Her book starts with a direct challenge to the “Judeo-Christian” tradition as being exploitative, against human freedom in many ways, and Margot celebrates a pagan definition of freedom – freedom from sin and guilt, “religion without the middleman.” She also relays the Wiccan creed: “An ye harm none, do what ye will.” In other words, a negative Golden Rule designed for a freedom without other boundaries. Yet during and after the forum itself, Margot expressly thanked me for my definition of the biblical freedom as defined by the ethics and power of informed choice. She affirmed its essence as something she already embraced, bearing witness to the universal nature of God’s image.
Most poignant was the testimony of a woman student. She stood up in the audience and said it was the most beautiful definition of freedom she had ever heard, and then publicly lamented how she had never heard it when growing up in the church. After the forum, she described to me how she worshiped “the goddess” and subscribed to an “earth-based religion,” or in other words, a type of pantheism. She said she did so because it gave her a sense of tranquility to have her religion in the midst of nature, among a circle of like-minded women friends, and it set her free from her experience in the church, which was one of rigidity and deadness. She then asked, “Have you ever preached this in churches? Do you speak to college students about this? You should.”
Then, in 1995, I was meeting at the headquarters of Dr. Paul Kurtz’s international secular humanist organization outside Buffalo. I joined Paul for a free-flowing conversation, along with Tim Madigan, then editor of Free Inquiry, and Dr. Gordon Stein, editor of the Encyclopedia of Unbelief. In the conversation, Tim affirmed all the biblical ethics of which I spoke, then said, “But John, aren’t you just a nice guy who is adding these ethics to the Bible to make it more palatable?” I assured him, that while I appreciate being called a nice guy, no, I was not adding them to the Bible – I was deriving them from the Bible on its own terms.
Gordon Stein then challenged me. “John,” he said, “I am sure I can find scholars at Harvard or elsewhere who will disagree with your definition of freedom in Genesis.” I answered, “Gordon, you can find many scholars at Harvard or elsewhere who will disagree with the trust I place in the Bible as God’s inspired Word. But you cannot find one scholar who can give evidence that I have misrepresented what Genesis 2 says on its own terms, about how it defines freedom.”
The difficulty Gordon had was simple. He was an avowed atheist, and viewed the Bible as inimical to freedom. However, he loved the definition of freedom I gave him as rooted in the ethics and power of informed choice. He was just disappointed to see such a positive definition in Genesis of all places, and he could not supply a superior definition of human freedom from any competing source.
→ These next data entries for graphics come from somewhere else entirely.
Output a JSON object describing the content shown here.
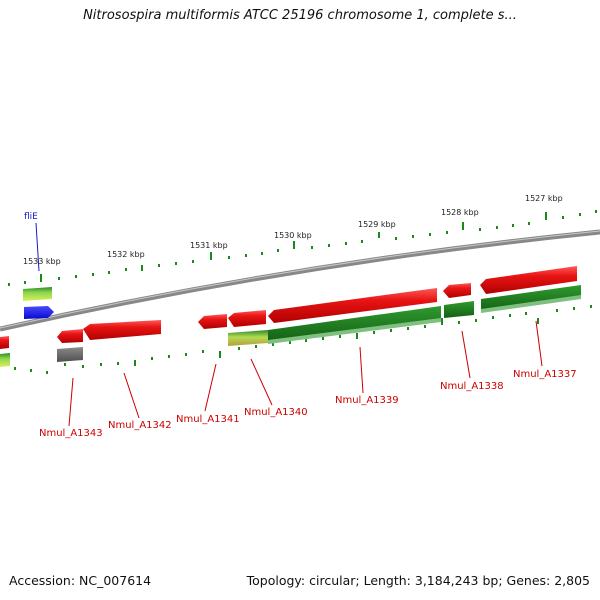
{
  "header": {
    "title": "Nitrosospira multiformis ATCC 25196 chromosome 1, complete s..."
  },
  "scale": {
    "labels": [
      "1533 kbp",
      "1532 kbp",
      "1531 kbp",
      "1530 kbp",
      "1529 kbp",
      "1528 kbp",
      "1527 kbp"
    ]
  },
  "genes": {
    "feature_label": "fliE",
    "locus_labels": [
      "Nmul_A1343",
      "Nmul_A1342",
      "Nmul_A1341",
      "Nmul_A1340",
      "Nmul_A1339",
      "Nmul_A1338",
      "Nmul_A1337"
    ]
  },
  "footer": {
    "accession": "Accession: NC_007614",
    "summary": "Topology: circular; Length: 3,184,243 bp; Genes: 2,805"
  },
  "colors": {
    "forward_gene": "#e01010",
    "reverse_cds": "#1a7a1a",
    "feature": "#1a1aff",
    "backbone": "#808080",
    "ticks": "#1a8a1a",
    "labels": "#cc0000"
  }
}
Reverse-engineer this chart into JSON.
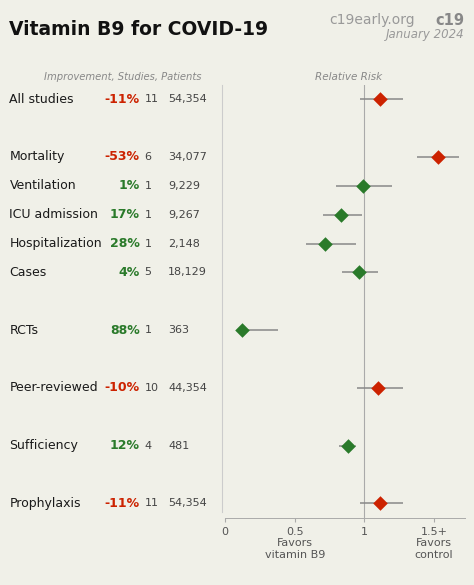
{
  "title": "Vitamin B9 for COVID-19",
  "site_bold": "c19",
  "site_rest": "early.org",
  "date": "January 2024",
  "col_header": "Improvement, Studies, Patients",
  "rr_header": "Relative Risk",
  "background_color": "#f0f0e8",
  "rows": [
    {
      "label": "All studies",
      "pct": "-11%",
      "pct_color": "#cc2200",
      "studies": "11",
      "patients": "54,354",
      "rr": 1.11,
      "ci_lo": 0.97,
      "ci_hi": 1.28,
      "color": "#cc2200",
      "group": "all"
    },
    {
      "label": "",
      "pct": "",
      "pct_color": "",
      "studies": "",
      "patients": "",
      "rr": null,
      "ci_lo": null,
      "ci_hi": null,
      "color": null,
      "group": "sep1"
    },
    {
      "label": "Mortality",
      "pct": "-53%",
      "pct_color": "#cc2200",
      "studies": "6",
      "patients": "34,077",
      "rr": 1.53,
      "ci_lo": 1.38,
      "ci_hi": 1.68,
      "color": "#cc2200",
      "group": "outcomes"
    },
    {
      "label": "Ventilation",
      "pct": "1%",
      "pct_color": "#2a7a2a",
      "studies": "1",
      "patients": "9,229",
      "rr": 0.99,
      "ci_lo": 0.8,
      "ci_hi": 1.2,
      "color": "#2a7a2a",
      "group": "outcomes"
    },
    {
      "label": "ICU admission",
      "pct": "17%",
      "pct_color": "#2a7a2a",
      "studies": "1",
      "patients": "9,267",
      "rr": 0.83,
      "ci_lo": 0.7,
      "ci_hi": 0.98,
      "color": "#2a7a2a",
      "group": "outcomes"
    },
    {
      "label": "Hospitalization",
      "pct": "28%",
      "pct_color": "#2a7a2a",
      "studies": "1",
      "patients": "2,148",
      "rr": 0.72,
      "ci_lo": 0.58,
      "ci_hi": 0.94,
      "color": "#2a7a2a",
      "group": "outcomes"
    },
    {
      "label": "Cases",
      "pct": "4%",
      "pct_color": "#2a7a2a",
      "studies": "5",
      "patients": "18,129",
      "rr": 0.96,
      "ci_lo": 0.84,
      "ci_hi": 1.1,
      "color": "#2a7a2a",
      "group": "outcomes"
    },
    {
      "label": "",
      "pct": "",
      "pct_color": "",
      "studies": "",
      "patients": "",
      "rr": null,
      "ci_lo": null,
      "ci_hi": null,
      "color": null,
      "group": "sep2"
    },
    {
      "label": "RCTs",
      "pct": "88%",
      "pct_color": "#2a7a2a",
      "studies": "1",
      "patients": "363",
      "rr": 0.12,
      "ci_lo": 0.09,
      "ci_hi": 0.38,
      "color": "#2a7a2a",
      "group": "rcts"
    },
    {
      "label": "",
      "pct": "",
      "pct_color": "",
      "studies": "",
      "patients": "",
      "rr": null,
      "ci_lo": null,
      "ci_hi": null,
      "color": null,
      "group": "sep3"
    },
    {
      "label": "Peer-reviewed",
      "pct": "-10%",
      "pct_color": "#cc2200",
      "studies": "10",
      "patients": "44,354",
      "rr": 1.1,
      "ci_lo": 0.95,
      "ci_hi": 1.28,
      "color": "#cc2200",
      "group": "peer"
    },
    {
      "label": "",
      "pct": "",
      "pct_color": "",
      "studies": "",
      "patients": "",
      "rr": null,
      "ci_lo": null,
      "ci_hi": null,
      "color": null,
      "group": "sep4"
    },
    {
      "label": "Sufficiency",
      "pct": "12%",
      "pct_color": "#2a7a2a",
      "studies": "4",
      "patients": "481",
      "rr": 0.88,
      "ci_lo": 0.82,
      "ci_hi": 0.94,
      "color": "#2a7a2a",
      "group": "suff"
    },
    {
      "label": "",
      "pct": "",
      "pct_color": "",
      "studies": "",
      "patients": "",
      "rr": null,
      "ci_lo": null,
      "ci_hi": null,
      "color": null,
      "group": "sep5"
    },
    {
      "label": "Prophylaxis",
      "pct": "-11%",
      "pct_color": "#cc2200",
      "studies": "11",
      "patients": "54,354",
      "rr": 1.11,
      "ci_lo": 0.97,
      "ci_hi": 1.28,
      "color": "#cc2200",
      "group": "proph"
    }
  ],
  "xlim": [
    0,
    1.72
  ],
  "xticks": [
    0,
    0.5,
    1.0,
    1.5
  ],
  "xticklabels": [
    "0",
    "0.5",
    "1",
    "1.5+"
  ],
  "xlabel_left": "Favors\nvitamin B9",
  "xlabel_right": "Favors\ncontrol"
}
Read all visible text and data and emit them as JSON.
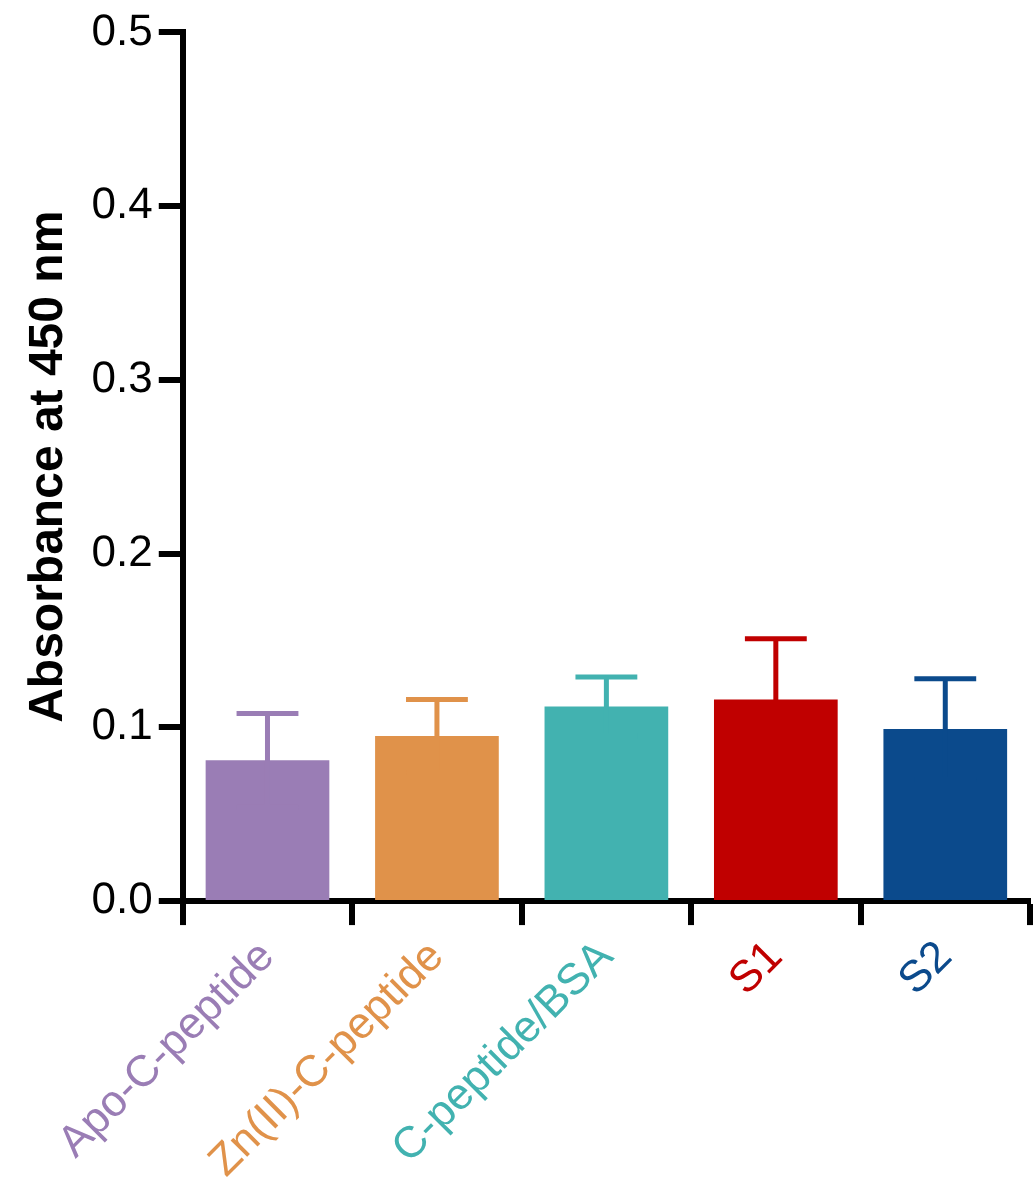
{
  "chart_data": {
    "type": "bar",
    "ylabel": "Absorbance at 450 nm",
    "categories": [
      "Apo-C-peptide",
      "Zn(II)-C-peptide",
      "C-peptide/BSA",
      "S1",
      "S2"
    ],
    "values": [
      0.081,
      0.095,
      0.112,
      0.116,
      0.099
    ],
    "errors": [
      0.027,
      0.021,
      0.017,
      0.035,
      0.029
    ],
    "colors": [
      "#9a7db5",
      "#e0924a",
      "#42b2b0",
      "#c00000",
      "#0b4a8c"
    ],
    "ylim": [
      0,
      0.5
    ],
    "yticks": [
      {
        "value": 0,
        "label": "0.0"
      },
      {
        "value": 0.1,
        "label": "0.1"
      },
      {
        "value": 0.2,
        "label": "0.2"
      },
      {
        "value": 0.3,
        "label": "0.3"
      },
      {
        "value": 0.4,
        "label": "0.4"
      },
      {
        "value": 0.5,
        "label": "0.5"
      }
    ],
    "grid": false,
    "legend": false
  }
}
My very first Mars Hill Forum had been with Gordon (March, 1993). The last time I saw him was about 1996 at a Secular Humanist conference in Toronto. He said to me: “John, it’s too bad you’re a Christian, because you’re a nice guy …” I did not know at the time he was was terminally ill with cancer, and being in his early to mid-fifties. He struck me as a lonely person, and I pray that as the veil opened into eternity he saw that in Jesus his heart and mind finds true satisfaction.
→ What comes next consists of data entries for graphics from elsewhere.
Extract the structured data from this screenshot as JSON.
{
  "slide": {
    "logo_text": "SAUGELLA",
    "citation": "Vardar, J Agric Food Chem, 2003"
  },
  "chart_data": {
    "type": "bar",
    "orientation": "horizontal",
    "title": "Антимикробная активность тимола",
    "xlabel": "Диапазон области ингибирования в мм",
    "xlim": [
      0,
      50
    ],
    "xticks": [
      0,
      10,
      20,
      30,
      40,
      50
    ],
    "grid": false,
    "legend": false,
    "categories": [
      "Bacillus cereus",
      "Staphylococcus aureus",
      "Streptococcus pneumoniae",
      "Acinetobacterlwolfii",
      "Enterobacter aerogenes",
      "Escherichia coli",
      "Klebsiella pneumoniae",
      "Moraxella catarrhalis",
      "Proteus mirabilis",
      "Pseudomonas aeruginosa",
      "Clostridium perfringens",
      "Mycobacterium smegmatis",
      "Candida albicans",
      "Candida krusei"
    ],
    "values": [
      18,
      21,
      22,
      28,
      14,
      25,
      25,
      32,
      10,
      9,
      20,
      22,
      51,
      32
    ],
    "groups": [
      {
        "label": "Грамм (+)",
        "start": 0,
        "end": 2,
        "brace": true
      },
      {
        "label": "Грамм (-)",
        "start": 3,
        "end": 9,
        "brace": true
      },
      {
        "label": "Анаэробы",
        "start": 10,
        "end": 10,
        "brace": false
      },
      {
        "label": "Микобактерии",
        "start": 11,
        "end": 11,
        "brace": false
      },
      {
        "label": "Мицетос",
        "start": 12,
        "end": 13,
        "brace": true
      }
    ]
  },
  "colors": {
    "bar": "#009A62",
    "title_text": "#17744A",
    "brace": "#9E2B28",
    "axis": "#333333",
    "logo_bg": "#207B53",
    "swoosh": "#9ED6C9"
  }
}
Here was a man who in my three encounters with him, responded more graciously each time. In the 1993 forum, at the University of Hartford, he did not allow me to audiotape it for my purposes, though he did so for his own. He spoke of one case where he felt an audiotape of him was used manipulatively by a Christian with whom he had addressed a debate. I was free to let him set these guidelines.
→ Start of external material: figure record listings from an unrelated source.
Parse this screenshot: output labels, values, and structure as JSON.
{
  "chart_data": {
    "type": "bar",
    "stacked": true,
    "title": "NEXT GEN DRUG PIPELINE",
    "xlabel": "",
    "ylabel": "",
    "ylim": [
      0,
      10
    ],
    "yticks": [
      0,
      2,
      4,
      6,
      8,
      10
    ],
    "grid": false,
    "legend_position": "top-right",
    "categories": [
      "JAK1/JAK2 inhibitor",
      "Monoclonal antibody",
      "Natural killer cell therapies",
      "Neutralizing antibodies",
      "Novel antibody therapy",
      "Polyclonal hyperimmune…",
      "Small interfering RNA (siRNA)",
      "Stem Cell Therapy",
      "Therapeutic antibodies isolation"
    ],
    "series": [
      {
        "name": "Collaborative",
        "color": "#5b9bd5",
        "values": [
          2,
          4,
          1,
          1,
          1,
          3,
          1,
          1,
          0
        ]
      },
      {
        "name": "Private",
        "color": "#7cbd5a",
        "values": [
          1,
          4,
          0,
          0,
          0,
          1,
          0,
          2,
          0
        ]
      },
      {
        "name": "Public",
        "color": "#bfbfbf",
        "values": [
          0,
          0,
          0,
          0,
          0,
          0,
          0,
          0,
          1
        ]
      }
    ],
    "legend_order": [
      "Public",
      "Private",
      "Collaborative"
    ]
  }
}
Addendum: When I was on www.foxnews.com, The Strategy Room, October 2, 2009, one of my co-panelists, secular humanist Michael De Dora, had perused the website the night before. He was happily surprised by its content, “different than what I expected,” and praised its structure and ease of navigation (designed by a Christian friend who maintains the website for the world’s largest developer of corporate websites). I seek to speak the truth, with rigorously biblical thinking in place, and always in an open-ended fashion where believers and honest skeptics likewise feel welcome.